Ma è il cimitero locale, meno noto, che tocca il cuore. Perché dunque merita una visita? Perché è come una Spoon River sarda. Si trova un po’ oltre la villa del direttore della colonia ed è un cimitero di paese, che guarda le colline circostanti. E qui parte un loop sonoro, “La collina” di De André.

Nella parte vecchia, in fondo al muro, ci sono ancora le tombe degli agenti di custodia, piene di anni e di solitudine. Colonne spezzate, simbolo antico della vita interrotta. Croci storte, arrugginite, vecchio pizzo di ferro. Pietre illeggibili. Nomi sardi, un nome siciliano. “I compagni posero” – nemmeno i parenti.
Che vita sarà stata la loro, in carcere senza essere carcerati?

In volo con un drone sopra la Colonia Penale

Basilicata. Le chiese rupestri alla ricerca di mete spirituali a Matera

Mete spirituali: le chiese rupestri di Matera

Se dici Matera, pensi subito ai Sassi. Ma non si possono dimenticare le chiese rupestri, testimonianza di una forte religiosità popolare. La chiesa della Madonna delle Vergini, scavata nel masso tufaceo, è l’unica ancora aperta al culto. Un tempo i fedeli raggiungevano l’altare in ginocchio o addirittura con la lingua che strisciava per terra in segno di estrema devozione. Ma Matera e il Parco delle chiese rupestri sono piene di rocce, cripte e basiliche ipogee, che erano il rifugio di monaci di diverse confessioni religiose in fuga dai loro persecutori. Ogni piccola chiesa conserva tracce di affreschi più o meno conservati.

Le chiese rupestri custodiscono ancora un “sapore” mistico soprattutto per la loro capacità di mimetizzarsi con una natura che sembra volerle proteggere. Nel silenzio cogli il profumo del timo selvatico, della rucola e i suoni del vento o di torrenti il cui gorgoglio ti solletica il desiderio di ricongiungersi con un Dio o con la Natura. Sembra di camminare in un presepe perenne illuminato e riscaldato dal sole o sotto la minaccia di nuvole che preannunciano un acquazzone.

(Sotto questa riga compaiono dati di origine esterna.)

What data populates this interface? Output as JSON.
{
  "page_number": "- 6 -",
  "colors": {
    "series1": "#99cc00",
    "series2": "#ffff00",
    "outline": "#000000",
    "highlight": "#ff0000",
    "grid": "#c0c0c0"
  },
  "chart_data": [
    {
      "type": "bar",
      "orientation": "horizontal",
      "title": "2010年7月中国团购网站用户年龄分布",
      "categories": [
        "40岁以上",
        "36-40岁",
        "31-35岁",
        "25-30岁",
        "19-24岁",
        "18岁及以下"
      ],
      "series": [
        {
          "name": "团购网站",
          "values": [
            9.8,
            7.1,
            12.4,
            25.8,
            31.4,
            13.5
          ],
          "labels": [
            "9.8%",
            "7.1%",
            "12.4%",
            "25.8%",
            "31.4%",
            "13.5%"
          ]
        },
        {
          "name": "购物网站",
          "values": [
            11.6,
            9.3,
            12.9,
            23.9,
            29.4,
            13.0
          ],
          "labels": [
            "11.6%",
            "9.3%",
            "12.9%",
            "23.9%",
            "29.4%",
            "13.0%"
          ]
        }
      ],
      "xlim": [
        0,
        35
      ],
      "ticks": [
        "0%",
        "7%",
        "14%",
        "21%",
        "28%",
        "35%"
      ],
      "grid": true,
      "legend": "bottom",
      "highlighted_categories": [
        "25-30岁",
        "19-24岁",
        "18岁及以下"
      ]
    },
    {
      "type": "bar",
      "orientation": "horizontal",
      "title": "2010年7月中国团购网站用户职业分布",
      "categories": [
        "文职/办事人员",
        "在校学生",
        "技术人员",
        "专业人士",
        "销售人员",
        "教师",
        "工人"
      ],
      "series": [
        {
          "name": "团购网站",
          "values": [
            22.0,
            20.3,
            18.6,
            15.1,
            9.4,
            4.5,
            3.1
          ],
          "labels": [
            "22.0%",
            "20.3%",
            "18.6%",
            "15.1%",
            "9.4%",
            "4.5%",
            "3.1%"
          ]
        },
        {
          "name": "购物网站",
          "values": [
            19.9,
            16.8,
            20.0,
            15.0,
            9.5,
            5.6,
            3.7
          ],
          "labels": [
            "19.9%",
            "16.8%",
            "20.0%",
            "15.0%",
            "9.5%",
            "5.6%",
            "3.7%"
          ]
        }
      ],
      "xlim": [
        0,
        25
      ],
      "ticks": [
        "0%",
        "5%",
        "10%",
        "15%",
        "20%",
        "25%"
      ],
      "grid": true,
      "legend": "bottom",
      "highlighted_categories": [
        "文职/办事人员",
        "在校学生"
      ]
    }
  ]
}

Se sei un buon osservatore puoi incappare nell’ “asfodelo mediterraneo” utilizzato dagli antichi Greci per decorare le tombe dei guerrieri o nei cardi mariani, che ricordano nel colore il latte della Madonna caduto durante l’allattamento sulla pianta che da allora assunsero il suo colore candido.

Ecco un piccolo assaggio di mete spirituali da vivere per nutrire l’anima!